L'Autorité de Régulation des Télécommunications vient de dresser le bilan du dégroupage en France. L'institution estime qu'à ce jour e nviron un quart des accès haut débit en France sont fondés sur des lignes dégroupées et que la moitié de la population française peut bénéficier du dégroupage. Il reste que le dégroupage est aujourd'hui essentiellement du dégroupage partiel (1,5 million de lignes au 1er janvier 2005 contre 100 000 lignes en dégroupage total).

Au-delà de la réussite du dégroupage partiel, l'Autorité s'est dite particulièrement attachée à ce que le développement du dégroupage se poursuive à un rythme soutenu dans les mois puis les années à venir, en poursuivant son travail selon trois axes :

- Les tarifs du dégroupage :

En avril 2002, l'ART a modifié les tarifs de l'offre de France Télécom pour le dégroupage total et le dégroupage partiel. France Télécom a déposé un recours devant le Conseil d'État contre cette décision. Le 25 février 2005, le Conseil d'État a décidé d'annuler à partir du 2 mai prochain la décision de 2002 de l'ART. Jusqu'à cette date, celle-ci reste valable.

Pour le futur, l'ART va reprendre des décisions portant sur la tarification du dégroupage, dans le cadre de l'analyse des marchés qu'elle mène actuellement conformément au nouveau cadre réglementaire. Pour la tarification du dégroupage partiel, la méthode et le niveau tarifaire resteront inchangés. Pour la tarification du dégroupage total, la décision d'analyse des marchés sera complétée à l'été.

L'ART s'est dite insatisfaite des méthodes actuelles de tarification sur le dégroupage, précisant que le France était actuellement le seul pays d'Europe à fonder les tarifs du dégroupage total sur la méthode dite des coûts de remplacement en filière.

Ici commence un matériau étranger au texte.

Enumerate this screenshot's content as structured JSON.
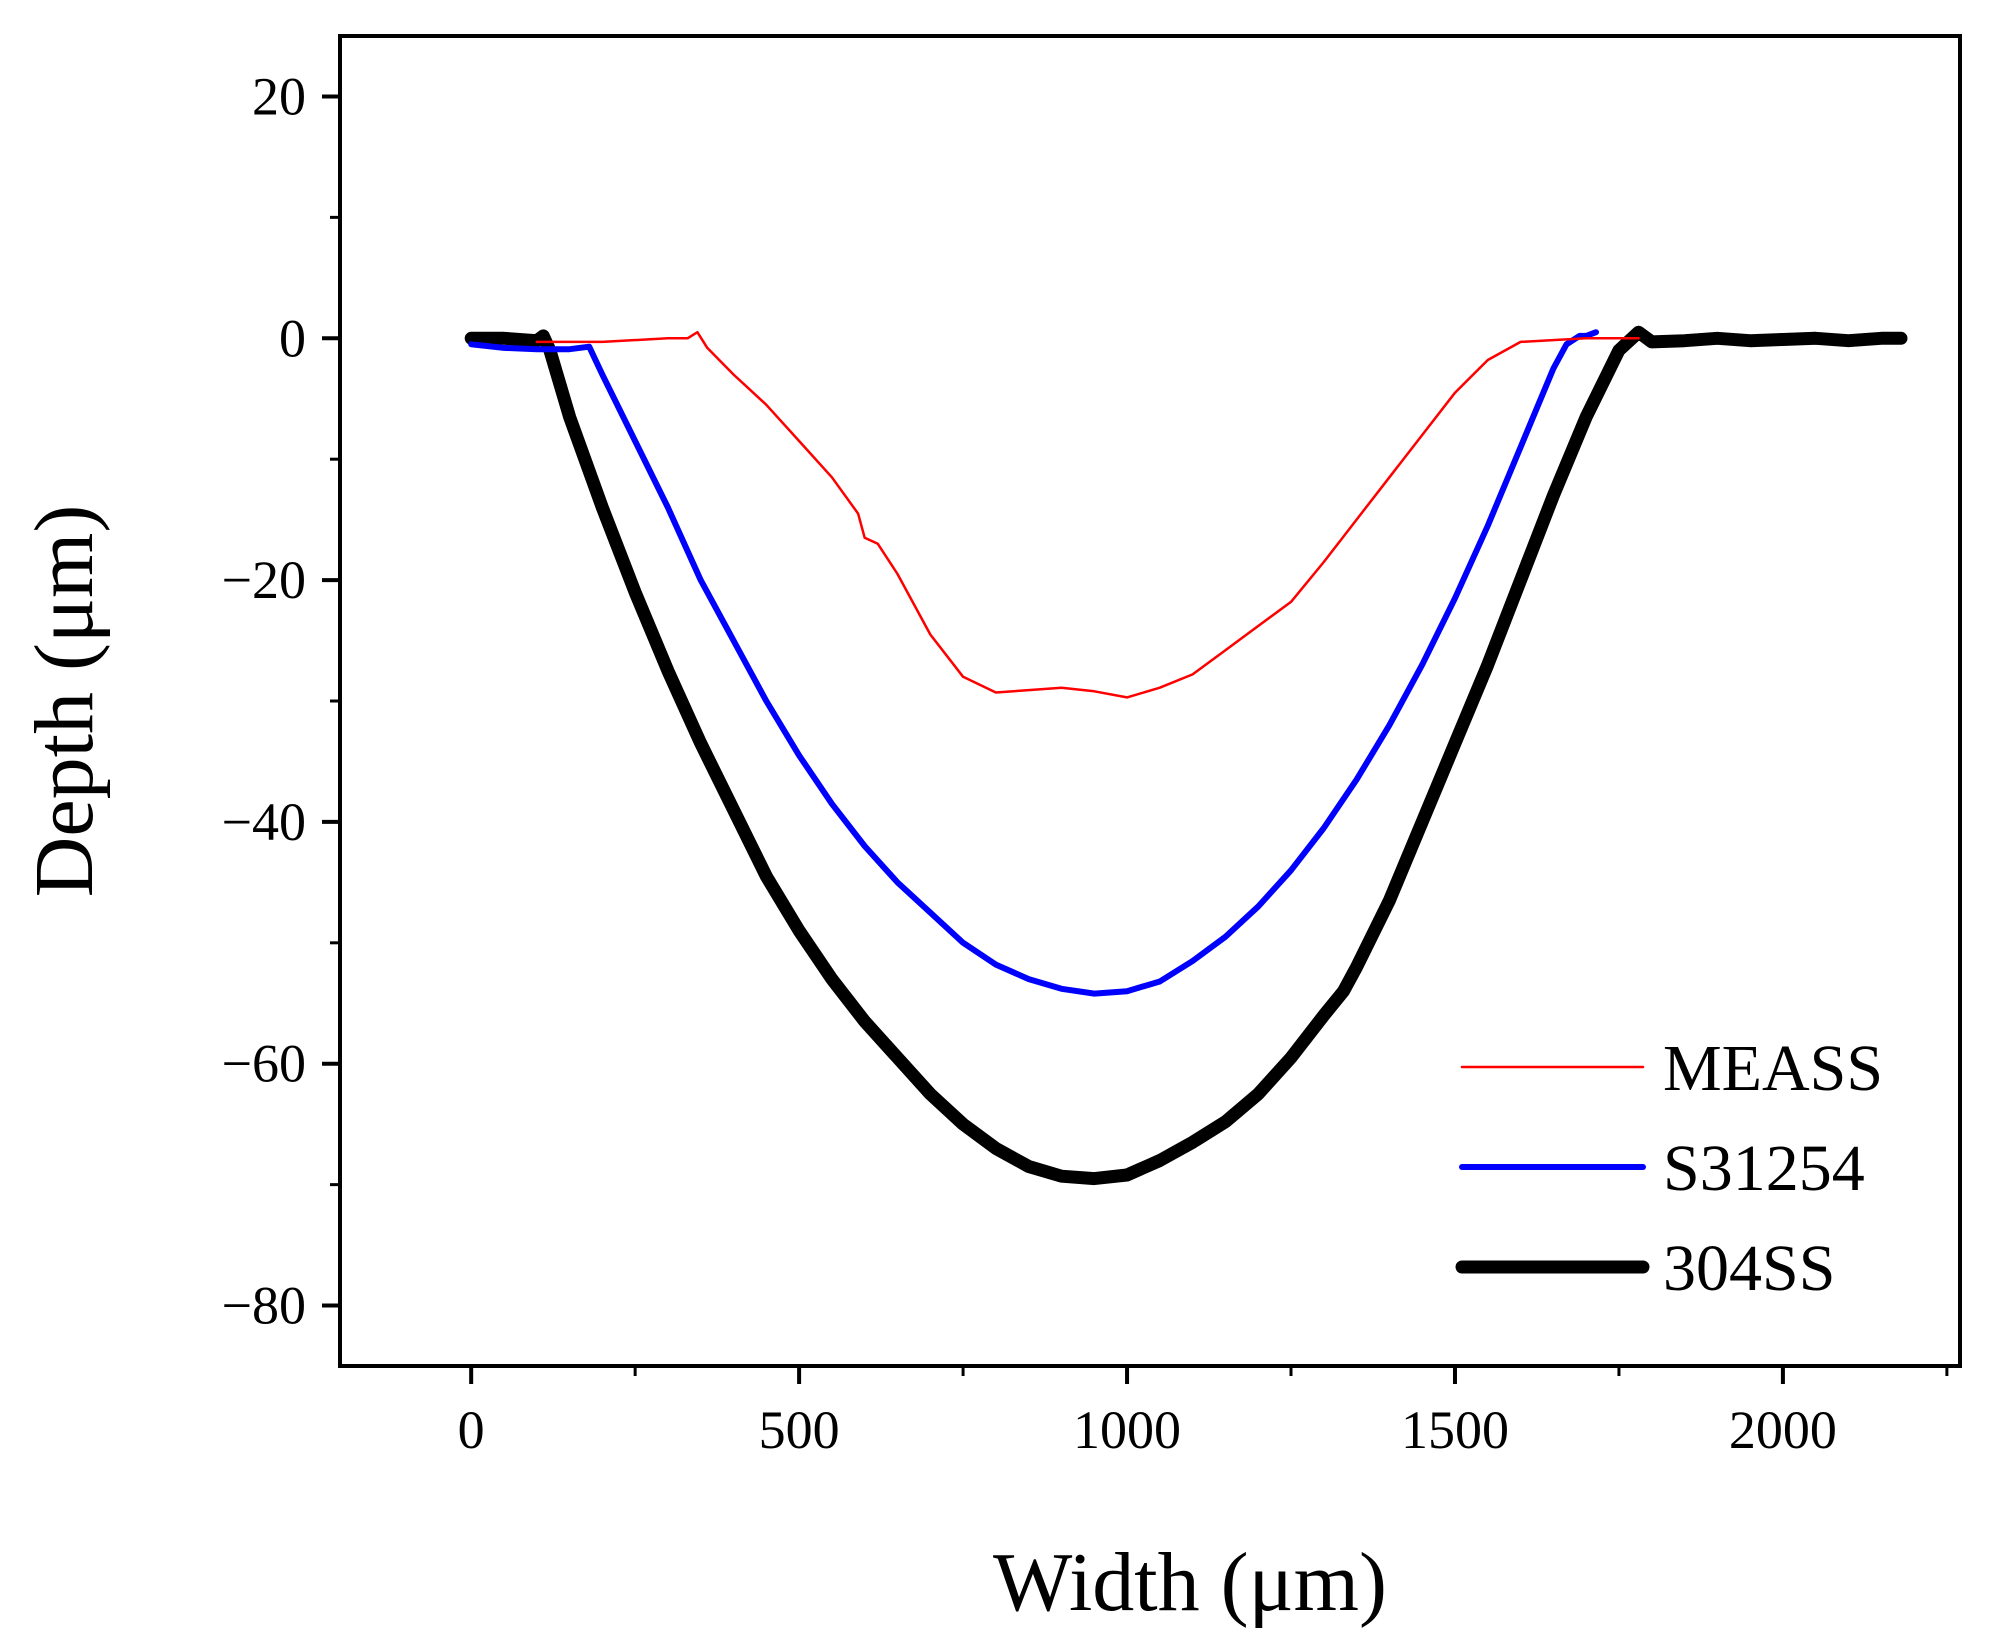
{
  "chart_data": {
    "type": "line",
    "title": "",
    "xlabel": "Width (μm)",
    "ylabel": "Depth (μm)",
    "xlim": [
      -200,
      2270
    ],
    "ylim": [
      -85,
      25
    ],
    "x_ticks": [
      0,
      500,
      1000,
      1500,
      2000
    ],
    "x_tick_labels": [
      "0",
      "500",
      "1000",
      "1500",
      "2000"
    ],
    "x_minor_ticks": [
      250,
      750,
      1250,
      1750,
      2250
    ],
    "y_ticks": [
      20,
      0,
      -20,
      -40,
      -60,
      -80
    ],
    "y_tick_labels": [
      "20",
      "0",
      "−20",
      "−40",
      "−60",
      "−80"
    ],
    "y_minor_ticks": [
      10,
      -10,
      -30,
      -50,
      -70
    ],
    "grid": false,
    "legend_position": "bottom-right",
    "series": [
      {
        "name": "MEASS",
        "color": "#ff0000",
        "points": [
          [
            100,
            -0.3
          ],
          [
            200,
            -0.3
          ],
          [
            300,
            0
          ],
          [
            330,
            0
          ],
          [
            345,
            0.5
          ],
          [
            360,
            -0.8
          ],
          [
            400,
            -3
          ],
          [
            450,
            -5.5
          ],
          [
            500,
            -8.5
          ],
          [
            550,
            -11.5
          ],
          [
            590,
            -14.5
          ],
          [
            600,
            -16.5
          ],
          [
            620,
            -17
          ],
          [
            650,
            -19.5
          ],
          [
            700,
            -24.5
          ],
          [
            750,
            -28
          ],
          [
            800,
            -29.3
          ],
          [
            850,
            -29.1
          ],
          [
            900,
            -28.9
          ],
          [
            950,
            -29.2
          ],
          [
            1000,
            -29.7
          ],
          [
            1050,
            -28.9
          ],
          [
            1100,
            -27.8
          ],
          [
            1150,
            -25.8
          ],
          [
            1200,
            -23.8
          ],
          [
            1250,
            -21.8
          ],
          [
            1300,
            -18.5
          ],
          [
            1350,
            -15
          ],
          [
            1400,
            -11.5
          ],
          [
            1450,
            -8
          ],
          [
            1500,
            -4.5
          ],
          [
            1550,
            -1.8
          ],
          [
            1600,
            -0.3
          ],
          [
            1700,
            0
          ],
          [
            1780,
            0
          ]
        ]
      },
      {
        "name": "S31254",
        "color": "#0000ff",
        "points": [
          [
            0,
            -0.5
          ],
          [
            50,
            -0.8
          ],
          [
            100,
            -0.9
          ],
          [
            150,
            -0.9
          ],
          [
            180,
            -0.7
          ],
          [
            200,
            -3
          ],
          [
            250,
            -8.5
          ],
          [
            300,
            -14
          ],
          [
            350,
            -20
          ],
          [
            400,
            -25
          ],
          [
            450,
            -30
          ],
          [
            500,
            -34.5
          ],
          [
            550,
            -38.5
          ],
          [
            600,
            -42
          ],
          [
            650,
            -45
          ],
          [
            700,
            -47.5
          ],
          [
            750,
            -50
          ],
          [
            800,
            -51.8
          ],
          [
            850,
            -53
          ],
          [
            900,
            -53.8
          ],
          [
            950,
            -54.2
          ],
          [
            1000,
            -54
          ],
          [
            1050,
            -53.2
          ],
          [
            1100,
            -51.5
          ],
          [
            1150,
            -49.5
          ],
          [
            1200,
            -47
          ],
          [
            1250,
            -44
          ],
          [
            1300,
            -40.5
          ],
          [
            1350,
            -36.5
          ],
          [
            1400,
            -32
          ],
          [
            1450,
            -27
          ],
          [
            1500,
            -21.5
          ],
          [
            1550,
            -15.5
          ],
          [
            1600,
            -9
          ],
          [
            1650,
            -2.5
          ],
          [
            1670,
            -0.5
          ],
          [
            1690,
            0.2
          ],
          [
            1700,
            0.2
          ],
          [
            1715,
            0.5
          ]
        ]
      },
      {
        "name": "304SS",
        "color": "#000000",
        "points": [
          [
            0,
            0
          ],
          [
            50,
            0
          ],
          [
            100,
            -0.2
          ],
          [
            110,
            0.2
          ],
          [
            120,
            -1
          ],
          [
            150,
            -6.5
          ],
          [
            200,
            -14
          ],
          [
            250,
            -21
          ],
          [
            300,
            -27.5
          ],
          [
            350,
            -33.5
          ],
          [
            400,
            -39
          ],
          [
            450,
            -44.5
          ],
          [
            500,
            -49
          ],
          [
            550,
            -53
          ],
          [
            600,
            -56.5
          ],
          [
            650,
            -59.5
          ],
          [
            700,
            -62.5
          ],
          [
            750,
            -65
          ],
          [
            800,
            -67
          ],
          [
            850,
            -68.5
          ],
          [
            900,
            -69.3
          ],
          [
            950,
            -69.5
          ],
          [
            1000,
            -69.2
          ],
          [
            1050,
            -68
          ],
          [
            1100,
            -66.5
          ],
          [
            1150,
            -64.8
          ],
          [
            1200,
            -62.5
          ],
          [
            1250,
            -59.5
          ],
          [
            1300,
            -56
          ],
          [
            1330,
            -54
          ],
          [
            1350,
            -52
          ],
          [
            1400,
            -46.5
          ],
          [
            1450,
            -40
          ],
          [
            1500,
            -33.5
          ],
          [
            1550,
            -27
          ],
          [
            1600,
            -20
          ],
          [
            1650,
            -13
          ],
          [
            1700,
            -6.5
          ],
          [
            1750,
            -1
          ],
          [
            1780,
            0.5
          ],
          [
            1800,
            -0.3
          ],
          [
            1850,
            -0.2
          ],
          [
            1900,
            0
          ],
          [
            1950,
            -0.2
          ],
          [
            2000,
            -0.1
          ],
          [
            2050,
            0
          ],
          [
            2100,
            -0.2
          ],
          [
            2150,
            0
          ],
          [
            2180,
            0
          ]
        ]
      }
    ]
  }
}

Celle-ci présente l'inconvénient, selon l'Autorité, de "laisser un espace économique insuffisant entre le dégroupage total et l'abonnement téléphonique". L'ART va donc lancer début avril une consultation publique visant à définir une nouvelle méthode se rapprochant des meilleures pratiques européennes. Quoi qu'il en soit, les tarifs du dégroupage ne sauraient dépasser les 9,5 euros par mois pour les trois ans à venir.

- La qualité de service du dégroupage :

Son amélioration passera par trois étapes : la publication d'indicateurs de qualité de service comparés dégroupage/marchés de détail et leur convergence (à partir du mois de juin), la mise en œuvre de pénalités de retard dues par France Télécom et la synchronisation entre dégroupage total et portabilité du numéro.

- La poursuite de l'extension géographique :

Ce troisième axe de travail doit passer par une baisse des tarifs d'hébergement avant l'été, une tarification des autres offres de gros de France Télécom permettant le maintien d'un espace économique suffisant entre le dégroupage et ces offres et la mise en place d'un Comité des Réseaux d'Initiative Publique afin de favoriser les synergies entre investissement privé et public.